15 gundur annem burdaydi. onun gidisiyle sudan cikmis baliga dondum. oncelikle mutfaktaki kul kedisi rolume tekrar burunmem gerekti. sunu anladim ki mutfak hakimiyeti cilginca bir kontrol isi. bir evin yemeksiz kalmamasi icin o evde surekli yemek planlaniyor, pisiriliyor ve bir yandan da surekli yemek alisverisi yapiliyor olmasi gerekiyor. annemin bunlari hic ara vermeden yaptigini gordum. ayrica gordum ki mutfagin efendisi sadece mutfagi, yemekleri degil ev halkini da hakimiyeti altina alabilen kisidir. yemekleri pisirmek yetmiyor. bir de ev halkini yemek yeme konusunda kontrol altinda tutmak gerekiyor. gunde 3 ogun sofraya oturulmasini , sonra pisen yemeklerin kronolojik sirayla yenmesini saglamak bu hakimiyetin olmazsa olmazlari. mesela evde 2 gun once pismis patates yemegi varken bu aksam bir baska sey yapar da yerseniz, yarin patates yemeginin yenmesi icin ekstra caba harcamaniz gerekir. gecen gun aldiginiz 4 adet mandalinden birini curudugu icin cope attiysaniz kalan 3 mandalinin akibetinden ve sonrasinda girebileceginiz ruh halinden endiselenirsiniz. mutfagin efendisinin yeterince guclu ve hizli olmadigi bir mutfakta patatesler ve mandalinler boyle sahipsiz kalir iste.

buzdolabinin giris cikislarinin kontrolu de gene basli basina bir is. sut ne zaman acilmisti, kac gun omru kaldi, sebzelikteki havuclarin, limonlarin ortalama omru, peynirin durumu gibi sorunsallar gene mutfagin efendisinindir. insan patronunu bile ertesi gunu beklemeye ikna edebilir ama gel de uzeri ciceklenmis brokoliyi bir onceki gune geri donmesi icin ikna et. olmuyor sayin okuyucular. inanin olmuyor. bir sure once boyle bir durum karsisinda hicbir sey yokmus gibi davranmayi denedim. brokolileri buharda hasladim. hatta oncesinde ciceklerini de mumkun oldugunca ayiklamistim. evde kalan son zeytinyagi damlaciklarini ve yarim limonu da bu salatanin susu icin kullandim. ancak ev halkinin gozunu bu suslerle boyayamadim. tum cabama ragmen brokoli salatasi yenmedi. hatta benim de yememem yonunde eylemlerle karsilastim. dolayisi ile brokoli ve beraberinde ugraslarim da gene arkamizdan agladilar.
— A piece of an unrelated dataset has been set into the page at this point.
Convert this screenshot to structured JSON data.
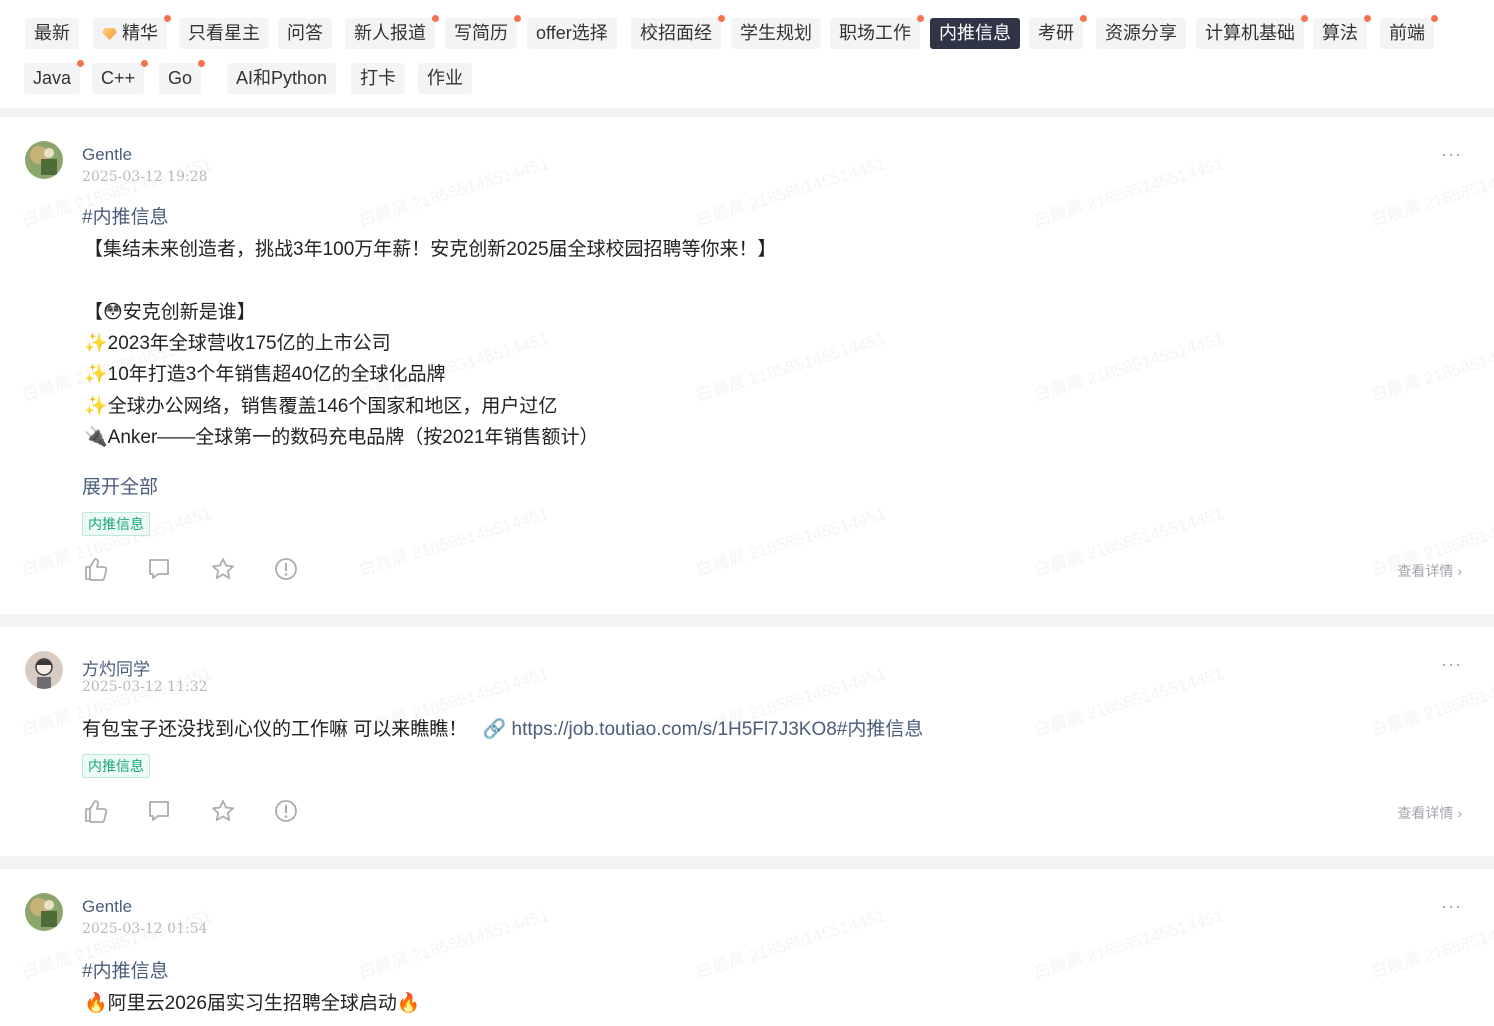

bugun annemden bir mektup aldik. sonunda da kayisi hosafi tarifi vardi. sanirim biraktigi kuru kayisilarin sonundan endise etmisti :)

annemin gidisiyle beni hayrete dusuren bir baska gercek de yillar ve yillardir birlikte ne kadar az vakit gecirdigimizi farketmem oldu. o gidince cok uzuldum once ama sonra da aslinda ona kavustugumu anlayip mutlu oldum. tamamen kendime ayirmis oldugum hayatimdaki kosturmacada bunu yasama olasiligim yoktu sanirim. durmak istedigim zamanlar olmustu sanki ama kovalayanlar vardi herhalde. aksi takdirde insanin deli olmasi lazim, hayatini bitis noktasina kosar adim ulasmasi gereken bir yaris olarak gormesi icin. ya da hayati biraz olsun ve zaman zaman baska turlu goremiyor olmasi icin. gene de dusunmuyor degilim simdi. sonunda bir yere varacak miydim acaba?

adriano celentano diyor ki; il tempo se ne va.
yani; oyle bir gecer zaman ki...

3 comments:

  1. kayisi hosafi tarifi bize de lazim eylulde turkiyeden getirdigim kuru kayisilar hala duruyor. peki hosafin omru ne kadar? kuru kayisi olarak daha uzun saklayamaz miyiz?
    dedigin seyleri cok iyi anliyorum, bizde de yasaniyor, surekli mutfagin ipinin ucu kacik durumda.

    ReplyDelete
  2. hepsini birden yapma tabii. kuru kayisinin raf omru hosafin buzdolabi omrunden daha uzun. 15 tane filan kayisiyi yikayip tencereye koy ve uzerini 3 parmak filan asacak kadar su da koyup ocakta kaynat. cok az seker de koyabilirsin ama hic sekersiz yaptim ben. kayisilar cok tatli zaten. suyu az tatli olunca birbirini dengeliyor. icine 2-3 tane de karanfil at varsa. hafif ve guzel bir tatli oluyor kayisi hosafi. hem de bagirsaklara cok faydali..bu fonksiyon icin ılıkken icmeni tavsiye ederim..

    ReplyDelete
  3. ay kolaymis hemen yapayim, hem de sekersiz, cok tuttum. Ben cok seker konur saniyordum.